It’s been almost two years now since I got the news that I was being laid off from a long time job – and in that time a short book about the experience has come into being, and as it gets closer to being released into the world, I am finding myself torn. On one hand, it feels normal and important to write about job loss and how it has so significantly impacted life – this reality is one to which a great many people can relate. On the other hand it seems a bit strange to be so open and willing to share this part of my story with the myriad strangers who may pick up the finished book at some point in the future. And perhaps even more odd to share in this way with those closest to me – but that is just another reason to do so, I suppose. Things don’t typically heal or evolve when they remain hidden.
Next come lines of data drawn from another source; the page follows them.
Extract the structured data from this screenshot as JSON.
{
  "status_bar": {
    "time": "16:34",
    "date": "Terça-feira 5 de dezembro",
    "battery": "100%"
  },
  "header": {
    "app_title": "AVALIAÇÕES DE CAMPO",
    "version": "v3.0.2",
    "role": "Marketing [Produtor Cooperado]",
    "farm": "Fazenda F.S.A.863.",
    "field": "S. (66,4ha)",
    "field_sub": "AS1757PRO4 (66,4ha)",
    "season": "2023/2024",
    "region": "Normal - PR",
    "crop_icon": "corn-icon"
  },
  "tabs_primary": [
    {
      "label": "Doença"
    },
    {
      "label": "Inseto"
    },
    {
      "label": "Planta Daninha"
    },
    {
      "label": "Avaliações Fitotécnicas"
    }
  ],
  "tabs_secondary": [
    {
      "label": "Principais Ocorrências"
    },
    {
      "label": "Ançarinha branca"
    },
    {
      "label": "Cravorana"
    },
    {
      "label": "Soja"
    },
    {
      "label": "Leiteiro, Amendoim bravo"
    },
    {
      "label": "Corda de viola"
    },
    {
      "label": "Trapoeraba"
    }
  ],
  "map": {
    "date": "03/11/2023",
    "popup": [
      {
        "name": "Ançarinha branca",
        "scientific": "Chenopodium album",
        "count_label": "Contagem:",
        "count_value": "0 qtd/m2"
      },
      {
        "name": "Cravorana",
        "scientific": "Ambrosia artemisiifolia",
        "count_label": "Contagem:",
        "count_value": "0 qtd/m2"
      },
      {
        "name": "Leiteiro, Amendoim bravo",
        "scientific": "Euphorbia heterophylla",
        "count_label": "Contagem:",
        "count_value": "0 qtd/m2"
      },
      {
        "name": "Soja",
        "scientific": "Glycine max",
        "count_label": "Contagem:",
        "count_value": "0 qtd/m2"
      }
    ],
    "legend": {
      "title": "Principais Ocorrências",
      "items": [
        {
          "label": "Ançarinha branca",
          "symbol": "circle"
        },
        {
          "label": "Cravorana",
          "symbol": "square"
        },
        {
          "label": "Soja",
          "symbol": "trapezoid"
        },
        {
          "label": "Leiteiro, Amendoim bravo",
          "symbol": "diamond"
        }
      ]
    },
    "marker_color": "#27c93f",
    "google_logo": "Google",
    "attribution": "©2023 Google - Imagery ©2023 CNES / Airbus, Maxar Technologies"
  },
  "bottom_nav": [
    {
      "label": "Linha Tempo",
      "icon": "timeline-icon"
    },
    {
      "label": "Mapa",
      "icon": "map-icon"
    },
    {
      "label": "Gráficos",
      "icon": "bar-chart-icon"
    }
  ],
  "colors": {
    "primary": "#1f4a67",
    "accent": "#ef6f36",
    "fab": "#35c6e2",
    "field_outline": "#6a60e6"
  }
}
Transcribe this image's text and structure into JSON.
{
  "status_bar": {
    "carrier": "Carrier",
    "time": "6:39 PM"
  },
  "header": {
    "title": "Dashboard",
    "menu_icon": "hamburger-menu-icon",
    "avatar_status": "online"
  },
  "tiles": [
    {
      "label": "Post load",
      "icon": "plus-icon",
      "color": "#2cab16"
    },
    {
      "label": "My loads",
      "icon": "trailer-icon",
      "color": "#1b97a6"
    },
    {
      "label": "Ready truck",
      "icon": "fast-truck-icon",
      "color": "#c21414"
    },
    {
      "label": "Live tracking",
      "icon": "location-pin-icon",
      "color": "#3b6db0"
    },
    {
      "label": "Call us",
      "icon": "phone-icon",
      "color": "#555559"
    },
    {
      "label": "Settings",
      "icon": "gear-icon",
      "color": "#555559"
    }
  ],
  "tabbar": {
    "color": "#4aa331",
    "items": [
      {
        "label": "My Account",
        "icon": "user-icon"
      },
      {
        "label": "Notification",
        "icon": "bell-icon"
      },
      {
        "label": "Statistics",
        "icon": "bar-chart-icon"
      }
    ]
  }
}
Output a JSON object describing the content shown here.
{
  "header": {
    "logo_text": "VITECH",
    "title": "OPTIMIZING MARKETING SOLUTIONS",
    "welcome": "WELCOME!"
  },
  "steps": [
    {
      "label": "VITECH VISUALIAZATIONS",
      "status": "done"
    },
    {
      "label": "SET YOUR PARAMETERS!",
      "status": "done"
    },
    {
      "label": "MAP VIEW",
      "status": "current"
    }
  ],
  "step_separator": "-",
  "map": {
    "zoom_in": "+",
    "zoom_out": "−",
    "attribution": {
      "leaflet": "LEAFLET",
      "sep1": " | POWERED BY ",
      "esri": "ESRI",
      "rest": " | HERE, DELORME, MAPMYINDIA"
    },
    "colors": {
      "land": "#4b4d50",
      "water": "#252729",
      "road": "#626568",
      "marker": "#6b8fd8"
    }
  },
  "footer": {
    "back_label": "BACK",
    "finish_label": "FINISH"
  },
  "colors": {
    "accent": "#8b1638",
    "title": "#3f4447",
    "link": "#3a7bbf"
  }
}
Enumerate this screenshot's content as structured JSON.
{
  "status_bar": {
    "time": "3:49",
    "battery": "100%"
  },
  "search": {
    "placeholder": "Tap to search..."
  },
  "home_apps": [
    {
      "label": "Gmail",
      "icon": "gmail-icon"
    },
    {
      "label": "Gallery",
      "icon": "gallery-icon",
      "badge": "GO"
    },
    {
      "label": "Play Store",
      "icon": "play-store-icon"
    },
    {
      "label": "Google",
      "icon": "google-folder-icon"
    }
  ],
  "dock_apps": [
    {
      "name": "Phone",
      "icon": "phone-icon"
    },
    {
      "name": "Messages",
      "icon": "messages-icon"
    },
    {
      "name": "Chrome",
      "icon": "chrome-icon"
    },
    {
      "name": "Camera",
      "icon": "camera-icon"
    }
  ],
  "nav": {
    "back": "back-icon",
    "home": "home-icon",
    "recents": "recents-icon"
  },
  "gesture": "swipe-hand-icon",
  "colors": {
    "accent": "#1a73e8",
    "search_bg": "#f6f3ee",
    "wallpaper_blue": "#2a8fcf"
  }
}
So, a few years and lots of ups and downs after such a large shift in my personal story, things still feel harder than I want them to sometimes. (That cough that haunted me for months still pipes up more than I’d like it to.) But every day there are small moments that make me pause and look at a little slice of life in amazement: Watching my spouse and daughter ride bikes down the road in the distance while walking barefoot on the sun-warmed mossy patches of the garden. Witnessing new growth and decay existing side by side as the season starts to shift toward autumn as it tries to hold on to summer. Looking out at the utterly still waters of the lake, my view framed by leafy tree branches, and being surprised yet again that this is my life.
There is plenty of hard, yes. Some days I don’t know how things will possibly work out. But life continues to churn on, despite my uncertainty about what’s coming next, and joy and goodness and grace have solid roots, living side by side with things that seem broken. Perhaps existing in the midst of contrast teaches us not to be afraid of darkness. Not to rely on light alone to illuminate the path. To be always willing to let what comes next be just that: what comes next. And to always look for reason to pause – or have the courage TO pause and pay attention to what might be present when we do.